The current mood of today is a little more isolated and unfeeling than I would like, and to help solve it, I've found this neat little app! Designed by a guy out of Google, it helps you keep your mind clear by focusing on a daily prompt, answered by short text messages. It then compiles these text messages into journal entries you can read on the app!
📖 Alex first showed me JournalBot a short while ago, and I loved the idea
💬 Daily text message prompts for your thoughts
📱 Text your journal entries back to the app like it's your friend
🎄Now that it's approaching Christmas, I thought it'd be a nice "Secret Santa" gift to post it on PH (not so secret)
🔑 Your thoughts are encrypted, so no worries
🤖 Get clear analysis on how you're doing throughout your time journaling
More questions? Check out the FAQ https://www.journalbotapp.com/faq/
@armatav Wow what a surprise to see this on here today, what a thoughtful secret santa gift :)
Arman basically covered what JournalBot is but some backstory...
Journaling has had an incredible impact on my life starting from my anxiety teenage journals I kept in a word doc in high school and various other forms since then. While it was personally impactful for me, when talking to others about journaling it was common to hear aspirational journaling stories - it was easy to see the value in it but very difficult to get started and keep a habit. So JournalBot started out with the idea: what if journaling was as easy as talking to a friend and not via in-app notifications or in the app itself but _actually_ like a friend via normal communication mediums: over text messaging to start.
So ~2 years ago post-leaving Google I decided to work on JournalBot full time (with Tripp helping out from NYC) and get it out the door. Spent a couple of months working on it and loved every minute of it. Ended up launching April 2018 [1] and rapidly put out a few more iterations past that to address some feedback on onboarding, etc. The initial response was good, and there was signal that we were solving a pain point that people had, however upon further investigation JournalBot most resonated with (and was purchased by) people who had already had some strong journalling habit in the past e.g. DayOne or paper. Users who had not had a steady journalling habit in the past churned - it was hard to see the value in a short-period of time from journaling.
So to address that, launched a couple more features: a "streaks" capability that tracked how many days in a row that you journaled and a "on this day" feature which showcases your journal entires from this day years ago (which now after a couple of years is really powerful!). This still wasn't enough and think that a lot more could have been done here to help start habits. Jour app [3] is a great example of a product that I think nailed the journal bootstrapping problem.
After that iteration, a fork in my career path appeared and decided to join a really exciting startup as the first PM vs continuing full time with JournalBot (which was bootstrapped at the time) with the pipe-dream of keeping it up on the side. Turns out startups don't leave time for side projects so JournalBot has largely been dormant for the last two years - but still gets a steady trickle of organic signups and subscriptions.
All in all it was a good experience and learned some good lessons for next time:
* Having a free for life tier instead of a 2 week trial
* Instead of an extended friends and family beta would go the waitlist/public beta approach much earlier
* Get a way to capture emails on sign-up and not just phone numbers for marketing/user reactivation later on
* Having better refer mechanisms in some way (free days of premium or something) to encourage users sharing the product more widely
If I were to ever pick this back up in the future (or if it inspires anyone else to), here are some ideas that would be exciting to try:
* Journaling via voice (a phone call that you can get/make)
* Actual replies back to entries similar to ELIZA [2]

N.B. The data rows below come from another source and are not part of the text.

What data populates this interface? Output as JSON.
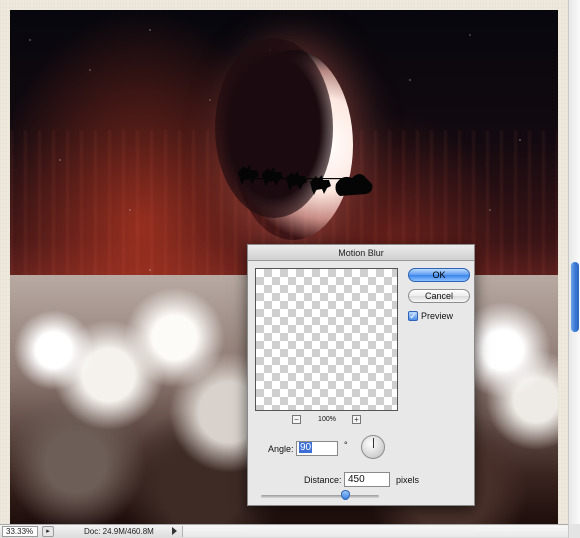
{
  "status_bar": {
    "zoom": "33.33%",
    "doc_size": "Doc: 24.9M/460.8M"
  },
  "dialog": {
    "title": "Motion Blur",
    "ok_label": "OK",
    "cancel_label": "Cancel",
    "preview_label": "Preview",
    "preview_checked": true,
    "preview_zoom": "100%",
    "zoom_out_symbol": "−",
    "zoom_in_symbol": "+",
    "angle_label": "Angle:",
    "angle_value": "90",
    "degree_symbol": "°",
    "distance_label": "Distance:",
    "distance_value": "450",
    "distance_unit": "pixels",
    "distance_slider_fraction": 0.71
  },
  "icons": {
    "check": "✓",
    "status_menu": "▸"
  },
  "colors": {
    "ok_button": "#5d9cf0",
    "selection": "#3d6fd6",
    "scroll_thumb": "#3b7ad8"
  }
}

* Enabling users to talk to themselves via a language model trained on their corpus of entries (this could be amazing or really weird and I'd try on my own first; longer-term this could be an interesting way to pass on memories)
Feel free to ask any questions here or reach out to me alex [at] roe [dot] io!
1: https://medium.com/@journalbotap...
2: https://en.wikipedia.org/wiki/ELIZA
3: https://jour.com/
Great job on the app @alexroe. I've been looking for something like JournalBot for awhile. Dayone and the like have just never clicked. And the clean design of the content in the app, and the ability to send photos, won me over. Already happily subscribed!
@alexroe Day One was just a bit too much. And the reminder to write felt more like an annoyance that I dismissed or ignored. Opening up Messages and quickly typing an SMS entry is hopefully just the kind of low barrier, informal method I need to make journaling a habit!